I will never forget the first time we took Norrin to a kid friendly live performance show. It was almost six years ago, around the time when he was being evaluated for autism. I thought Norrin would be so excited to see The Backyardigans. He wasn’t. It was a disaster. The longest ninety minutes of my life.

A few years later when we went to Disney World, we took him to see Jake and The Neverland Pirates (another favorite of his). After a few minutes, we had to leave. And the last few times we’ve gone to Sesame Place, Norrin has had no interest in watching the parade or seeing the shows.

But since we’ve had recent success with the movies, I wanted to give a live performance show another shot.

We knew that seating at the Thomas show was first come, first serve. We arrived early enough to be first in line. I was proud at how patiently he waited. The staff was friendly and patient. I loved that they handed out crayons and coloring pages to keep the kids busy while they waited. When it time to sit inside, I could tell Norrin was excited. He was smiling and fidgeting with eager anticipation. And when Thomas finally appeared – Norrin’s smile was priceless. He was star struck. He even sang along, clapped and answered questions.

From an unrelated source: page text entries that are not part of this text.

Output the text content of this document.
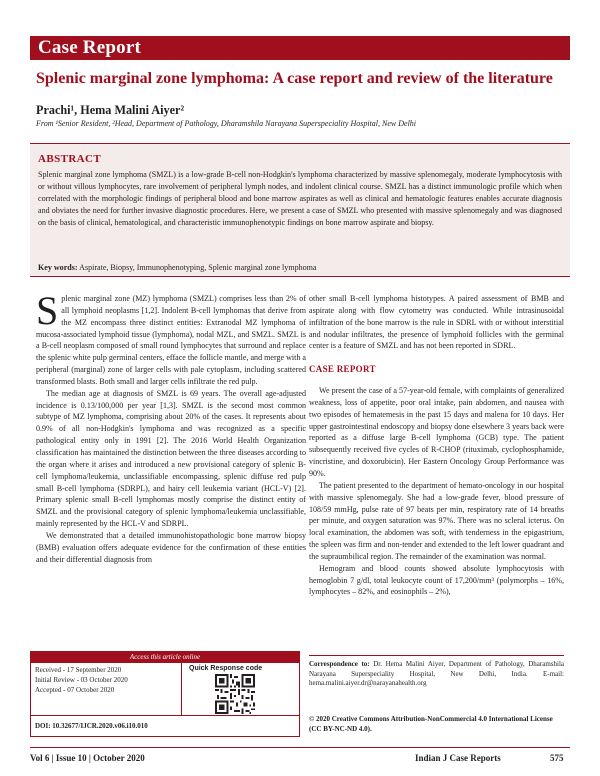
Case Report
Splenic marginal zone lymphoma: A case report and review of the literature
Prachi¹, Hema Malini Aiyer²
From ¹Senior Resident, ²Head, Department of Pathology, Dharamshila Narayana Superspeciality Hospital, New Delhi
ABSTRACT
Splenic marginal zone lymphoma (SMZL) is a low-grade B-cell non-Hodgkin's lymphoma characterized by massive splenomegaly, moderate lymphocytosis with or without villous lymphocytes, rare involvement of peripheral lymph nodes, and indolent clinical course. SMZL has a distinct immunologic profile which when correlated with the morphologic findings of peripheral blood and bone marrow aspirates as well as clinical and hematologic features enables accurate diagnosis and obviates the need for further invasive diagnostic procedures. Here, we present a case of SMZL who presented with massive splenomegaly and was diagnosed on the basis of clinical, hematological, and characteristic immunophenotypic findings on bone marrow aspirate and biopsy.
Key words: Aspirate, Biopsy, Immunophenotyping, Splenic marginal zone lymphoma

Splenic marginal zone (MZ) lymphoma (SMZL) comprises less than 2% of all lymphoid neoplasms [1,2]. Indolent B-cell lymphomas that derive from the MZ encompass three distinct entities: Extranodal MZ lymphoma of mucosa-associated lymphoid tissue (lymphoma), nodal MZL, and SMZL. SMZL is a B-cell neoplasm composed of small round lymphocytes that surround and replace the splenic white pulp germinal centers, efface the follicle mantle, and merge with a peripheral (marginal) zone of larger cells with pale cytoplasm, including scattered transformed blasts. Both small and larger cells infiltrate the red pulp.

The median age at diagnosis of SMZL is 69 years. The overall age-adjusted incidence is 0.13/100,000 per year [1,3]. SMZL is the second most common subtype of MZ lymphoma, comprising about 20% of the cases. It represents about 0.9% of all non-Hodgkin's lymphoma and was recognized as a specific pathological entity only in 1991 [2]. The 2016 World Health Organization classification has maintained the distinction between the three diseases according to the organ where it arises and introduced a new provisional category of splenic B-cell lymphoma/leukemia, unclassifiable encompassing, splenic diffuse red pulp small B-cell lymphoma (SDRPL), and hairy cell leukemia variant (HCL-V) [2]. Primary splenic small B-cell lymphomas mostly comprise the distinct entity of SMZL and the provisional category of splenic lymphoma/leukemia unclassifiable, mainly represented by the HCL-V and SDRPL.

We demonstrated that a detailed immunohistopathologic bone marrow biopsy (BMB) evaluation offers adequate evidence for the confirmation of these entities and their differential diagnosis from

other small B-cell lymphoma histotypes. A paired assessment of BMB and aspirate along with flow cytometry was conducted. While intrasinusoidal infiltration of the bone marrow is the rule in SDRL with or without interstitial and nodular infiltrates, the presence of lymphoid follicles with the germinal center is a feature of SMZL and has not been reported in SDRL.

CASE REPORT

We present the case of a 57-year-old female, with complaints of generalized weakness, loss of appetite, poor oral intake, pain abdomen, and nausea with two episodes of hematemesis in the past 15 days and malena for 10 days. Her upper gastrointestinal endoscopy and biopsy done elsewhere 3 years back were reported as a diffuse large B-cell lymphoma (GCB) type. The patient subsequently received five cycles of R-CHOP (rituximab, cyclophosphamide, vincristine, and doxorubicin). Her Eastern Oncology Group Performance was 90%.

The patient presented to the department of hemato-oncology in our hospital with massive splenomegaly. She had a low-grade fever, blood pressure of 108/59 mmHg, pulse rate of 97 beats per min, respiratory rate of 14 breaths per minute, and oxygen saturation was 97%. There was no scleral icterus. On local examination, the abdomen was soft, with tenderness in the epigastrium, the spleen was firm and non-tender and extended to the left lower quadrant and the supraumbilical region. The remainder of the examination was normal.

Hemogram and blood counts showed absolute lymphocytosis with hemoglobin 7 g/dl, total leukocyte count of 17,200/mm³ (polymorphs – 16%, lymphocytes – 82%, and eosinophils – 2%),

Access this article online
Received - 17 September 2020
Initial Review - 03 October 2020
Accepted - 07 October 2020
Quick Response code
DOI: 10.32677/IJCR.2020.v06.i10.010
Correspondence to: Dr. Hema Malini Aiyer, Department of Pathology, Dharamshila Narayana Superspeciality Hospital, New Delhi, India. E-mail: hema.malini.aiyer.dr@narayanahealth.org
© 2020 Creative Commons Attribution-NonCommercial 4.0 International License (CC BY-NC-ND 4.0).
Vol 6 | Issue 10 | October 2020	Indian J Case Reports	575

Norrin with his dad watching The Thomas the Train Show

Looking around the small auditorium, I noticed Norrin was the only “big kid” in the room. Most of the kids were between three and four years old. Norrin will be eight in a few days. And I didn’t care in the least. Norrin was happy. I didn’t think to bring his noise canceling headphones and it was a little loud for him. But he sat through it.

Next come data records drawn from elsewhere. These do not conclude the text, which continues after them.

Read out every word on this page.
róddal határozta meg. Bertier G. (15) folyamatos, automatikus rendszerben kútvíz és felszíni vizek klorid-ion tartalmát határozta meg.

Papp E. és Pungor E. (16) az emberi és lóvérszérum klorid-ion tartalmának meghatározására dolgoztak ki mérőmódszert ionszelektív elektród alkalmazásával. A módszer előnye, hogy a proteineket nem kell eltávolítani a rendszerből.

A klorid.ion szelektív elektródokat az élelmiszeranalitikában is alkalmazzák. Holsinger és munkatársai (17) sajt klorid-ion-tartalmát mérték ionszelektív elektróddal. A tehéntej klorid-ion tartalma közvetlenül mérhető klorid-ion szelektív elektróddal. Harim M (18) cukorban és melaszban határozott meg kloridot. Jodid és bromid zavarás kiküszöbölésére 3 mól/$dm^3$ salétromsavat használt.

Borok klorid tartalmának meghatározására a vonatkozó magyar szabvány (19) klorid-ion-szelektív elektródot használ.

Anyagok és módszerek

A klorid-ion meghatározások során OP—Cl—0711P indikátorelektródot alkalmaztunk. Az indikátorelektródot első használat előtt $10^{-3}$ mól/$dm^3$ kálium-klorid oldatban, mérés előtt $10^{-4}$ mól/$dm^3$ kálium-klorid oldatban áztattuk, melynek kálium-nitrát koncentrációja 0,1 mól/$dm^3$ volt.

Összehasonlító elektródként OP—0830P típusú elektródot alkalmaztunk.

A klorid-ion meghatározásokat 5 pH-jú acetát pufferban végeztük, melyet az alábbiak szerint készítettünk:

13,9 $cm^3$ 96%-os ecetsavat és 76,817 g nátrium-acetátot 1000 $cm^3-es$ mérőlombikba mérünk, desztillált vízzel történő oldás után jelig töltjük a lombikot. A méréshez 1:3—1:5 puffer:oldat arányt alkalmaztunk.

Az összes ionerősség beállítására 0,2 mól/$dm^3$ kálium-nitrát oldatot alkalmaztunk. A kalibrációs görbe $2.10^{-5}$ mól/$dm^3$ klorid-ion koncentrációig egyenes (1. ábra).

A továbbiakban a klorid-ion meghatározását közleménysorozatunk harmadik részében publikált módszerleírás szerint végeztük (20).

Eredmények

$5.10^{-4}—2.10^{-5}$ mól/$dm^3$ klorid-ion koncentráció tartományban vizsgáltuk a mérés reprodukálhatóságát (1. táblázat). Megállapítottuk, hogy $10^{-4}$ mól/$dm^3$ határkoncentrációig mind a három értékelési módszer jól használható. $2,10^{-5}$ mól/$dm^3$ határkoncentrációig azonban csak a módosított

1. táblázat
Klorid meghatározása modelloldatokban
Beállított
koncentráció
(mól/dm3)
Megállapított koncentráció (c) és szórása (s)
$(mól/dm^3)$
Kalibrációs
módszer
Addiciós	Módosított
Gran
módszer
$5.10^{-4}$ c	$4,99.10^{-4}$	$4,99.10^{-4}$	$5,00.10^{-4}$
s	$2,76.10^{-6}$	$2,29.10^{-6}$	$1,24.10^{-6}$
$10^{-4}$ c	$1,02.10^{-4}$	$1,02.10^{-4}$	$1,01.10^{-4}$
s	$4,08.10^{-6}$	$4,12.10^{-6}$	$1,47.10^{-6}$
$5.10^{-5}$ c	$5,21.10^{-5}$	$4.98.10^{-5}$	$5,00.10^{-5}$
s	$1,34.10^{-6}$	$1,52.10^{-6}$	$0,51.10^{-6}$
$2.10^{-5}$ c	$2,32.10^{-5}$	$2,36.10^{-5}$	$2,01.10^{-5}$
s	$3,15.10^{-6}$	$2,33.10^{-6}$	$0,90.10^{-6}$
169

Five years ago, I couldn’t see us sitting at a live performance show. I couldn’t see Norrin singing or clapping or getting caught up in an imaginary world. And it’s a reminder of how far Norrin’s come in the last few years.

Norrin still has challenges with many things. And at times, I feel like we’re at a stand still. But taking note of his progress reminds me progress is always possible. And I am grateful for these little milestones. They are often the things that keep me going.

What little milestones have you celebrated lately?